Maintenant, la nouvelle collection devient nécessaire
Xihua Li fait en sorte qu'il puisse offrir une nouvelle collection dans son magasin et remettre en rogne sa marque Lenvix. «Je ne crois pas au bonheur, je crois en moi. Toujours et maintenant plus que jamais, dans un moment où tout semble foirer», il rassure soi-même.
Il y a déjà de premiers signes pour l'aurore. «Nos ventes ont augmenté de 23 pour cent cette année-ci», se réjouit Xihua, «les Chinois se sont retirés trop tôt».
Monsieur Li qui a du talent espère, qu'il pourra présenter une nouvelle collection en mai. Ses fans partagent son espoir. Ils demandent: Reviens, Maître Xihua, mais tout de suite!
Et quand il aura fait son come-back, il rendra visite à sa famille en Chine qui n'ont encore jamais vu la Suisse. Il leur montrera ce qu'il a accompli. Et il espéra qu'ils seront un peu fiers de leur fils prodigue.
Beat A. Stephan
Xihua Li en bref
Description: né le 30 août 1979, mesure 183 centimètres, pèse 65 kilos, cheveux bleu nuit, yeux bruns.

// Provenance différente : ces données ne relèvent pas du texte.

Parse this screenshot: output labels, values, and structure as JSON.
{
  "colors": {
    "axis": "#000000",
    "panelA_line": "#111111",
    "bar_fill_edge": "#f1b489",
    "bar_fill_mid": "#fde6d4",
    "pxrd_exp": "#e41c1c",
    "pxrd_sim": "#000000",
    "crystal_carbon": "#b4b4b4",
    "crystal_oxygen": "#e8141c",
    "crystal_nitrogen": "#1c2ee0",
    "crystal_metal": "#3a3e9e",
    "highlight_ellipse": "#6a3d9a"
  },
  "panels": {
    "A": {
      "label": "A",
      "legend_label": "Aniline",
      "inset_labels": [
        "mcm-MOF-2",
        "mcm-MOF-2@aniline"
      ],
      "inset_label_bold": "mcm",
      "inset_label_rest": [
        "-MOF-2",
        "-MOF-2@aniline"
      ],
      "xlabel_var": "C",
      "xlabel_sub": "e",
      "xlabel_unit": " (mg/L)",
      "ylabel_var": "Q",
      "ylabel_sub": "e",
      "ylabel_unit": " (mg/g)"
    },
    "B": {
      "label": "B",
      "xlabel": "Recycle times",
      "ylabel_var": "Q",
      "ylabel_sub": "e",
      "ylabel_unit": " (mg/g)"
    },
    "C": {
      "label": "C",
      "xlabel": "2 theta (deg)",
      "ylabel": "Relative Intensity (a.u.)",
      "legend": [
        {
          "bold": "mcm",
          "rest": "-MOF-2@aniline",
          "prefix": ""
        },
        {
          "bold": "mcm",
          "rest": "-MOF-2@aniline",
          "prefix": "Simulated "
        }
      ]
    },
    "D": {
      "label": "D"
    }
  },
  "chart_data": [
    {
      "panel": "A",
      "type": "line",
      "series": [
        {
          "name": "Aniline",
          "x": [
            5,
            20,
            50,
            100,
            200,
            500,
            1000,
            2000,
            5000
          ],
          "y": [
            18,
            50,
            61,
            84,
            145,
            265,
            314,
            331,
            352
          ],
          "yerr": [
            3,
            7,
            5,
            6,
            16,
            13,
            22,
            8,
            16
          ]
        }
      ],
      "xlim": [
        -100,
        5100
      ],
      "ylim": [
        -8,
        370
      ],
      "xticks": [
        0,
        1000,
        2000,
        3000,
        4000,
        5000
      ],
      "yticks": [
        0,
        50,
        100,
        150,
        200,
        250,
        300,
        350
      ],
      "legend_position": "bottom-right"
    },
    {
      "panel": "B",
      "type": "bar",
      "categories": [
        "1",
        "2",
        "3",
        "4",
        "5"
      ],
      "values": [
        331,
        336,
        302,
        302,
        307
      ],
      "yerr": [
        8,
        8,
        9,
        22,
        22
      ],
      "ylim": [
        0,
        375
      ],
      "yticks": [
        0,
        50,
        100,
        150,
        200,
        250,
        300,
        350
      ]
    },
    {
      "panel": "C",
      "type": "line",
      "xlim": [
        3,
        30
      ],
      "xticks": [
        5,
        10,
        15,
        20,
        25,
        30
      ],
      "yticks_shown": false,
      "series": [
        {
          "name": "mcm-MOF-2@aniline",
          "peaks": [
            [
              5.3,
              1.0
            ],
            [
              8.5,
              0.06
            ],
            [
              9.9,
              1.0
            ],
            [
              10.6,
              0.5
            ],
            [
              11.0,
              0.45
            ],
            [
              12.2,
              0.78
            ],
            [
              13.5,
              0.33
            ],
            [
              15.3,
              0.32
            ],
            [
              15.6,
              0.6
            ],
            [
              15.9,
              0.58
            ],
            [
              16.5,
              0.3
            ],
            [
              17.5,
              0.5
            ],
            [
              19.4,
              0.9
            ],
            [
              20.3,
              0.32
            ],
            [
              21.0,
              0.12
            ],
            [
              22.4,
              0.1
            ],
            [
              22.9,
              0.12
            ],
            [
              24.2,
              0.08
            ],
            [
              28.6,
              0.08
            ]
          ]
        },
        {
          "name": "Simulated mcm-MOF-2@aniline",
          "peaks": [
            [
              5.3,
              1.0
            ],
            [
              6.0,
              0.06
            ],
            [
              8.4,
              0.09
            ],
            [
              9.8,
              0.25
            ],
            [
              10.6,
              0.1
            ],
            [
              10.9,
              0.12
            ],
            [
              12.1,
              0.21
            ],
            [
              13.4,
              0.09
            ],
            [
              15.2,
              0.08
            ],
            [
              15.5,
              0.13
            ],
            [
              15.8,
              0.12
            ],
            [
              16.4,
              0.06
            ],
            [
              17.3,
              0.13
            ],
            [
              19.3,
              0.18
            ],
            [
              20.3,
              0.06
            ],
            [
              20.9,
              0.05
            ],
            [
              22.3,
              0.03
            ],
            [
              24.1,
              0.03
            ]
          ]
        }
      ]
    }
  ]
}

Formation: études en économie à Pékin et Leysin, diplômé de l'école de mode de renom international Ecole Canvas à Lausanne. Stylistes préférés: Issey Miyake, Jean Paul Gaultier. Patrie: Île Hainan, Chine du sud. Domicile: Lausanne, depuis 11 ans. Récompenses: Opel Road Show Lausanne, 2006, prix du public au concours renommé des stylistes Podium Femina en 2007. Flagship Store: Rue du Grand-Saint-Jean 4, Lausanne.
UNE JEUNESSE EN CHINE
Le cheval rouge de l'Orient devient Occidental
En Chine, la concurrence est si énorme qu'on ne peut survivre qu'avec une conscience professionnelle malsaine, souligne Xihua Li: «Beaucoup de Chinois triment sept jours par semaine, parce qu'il y a de nombreux autres qui se bousculent derrière eux, des autres qui pourraient faire le même travail. Mais ce n'est pas où je veux finir. À cet égard, je suis probablement occidentalisé. Avec 183 centimètres, je suis aussi bien grand pour un Asiatique, j'aime manger le fromage et je savoure mon steak saignant. Ce sont toutes des choses qui ne correspondent pas au cliché asiatique.»
Xihua, est-ce que cela ne signifie pas «celui qui est allé à l'Ouest» de toute façon? Non, ce n'est pas cette signification de son nom à laquelle pensaient ses parents, dit le veinard, son nom est plus poétique. Il signifie «un cheval rouge qui est né le matin».
Garçon, il faisait déjà marcher ses poupées sur le podium
La famille Li habite sur l'île Hainan en Chine du sud. Si l'on entend l'histoire de la famille de Xihua, on ne s'étonne pas de sa créativité: son père est un peintre passionné, il a appris le dessin à son fils à l'âge de trois ans – et le garçon ne pouvait plus y renoncer. Il peignait sans cesse, aussi pendant les leçons de maths. Même plus tard, quand il était à l'université lointaine de Pékin, il dessinait encore – surtout des mangas.
Les grand-parents du côté paternel et du côté maternel sont des couturiers. Ils confectionnent des vêtements dans le style chinois traditionnel. Le petit Xihua a donc grandi entouré d'art et de mode. Gamin, il habillait des poupées de restes de tissu. «Avec mon ami, je faisais de petits défilés de mode, pendant lesquelles nous faisions marcher sur le podium des poupées dans de petits costumes que nous avions cousus nous-mêmes. Je l'avoue, il existe des jeux plus typiques pour un garçon», dit Xihua. Et il sourit.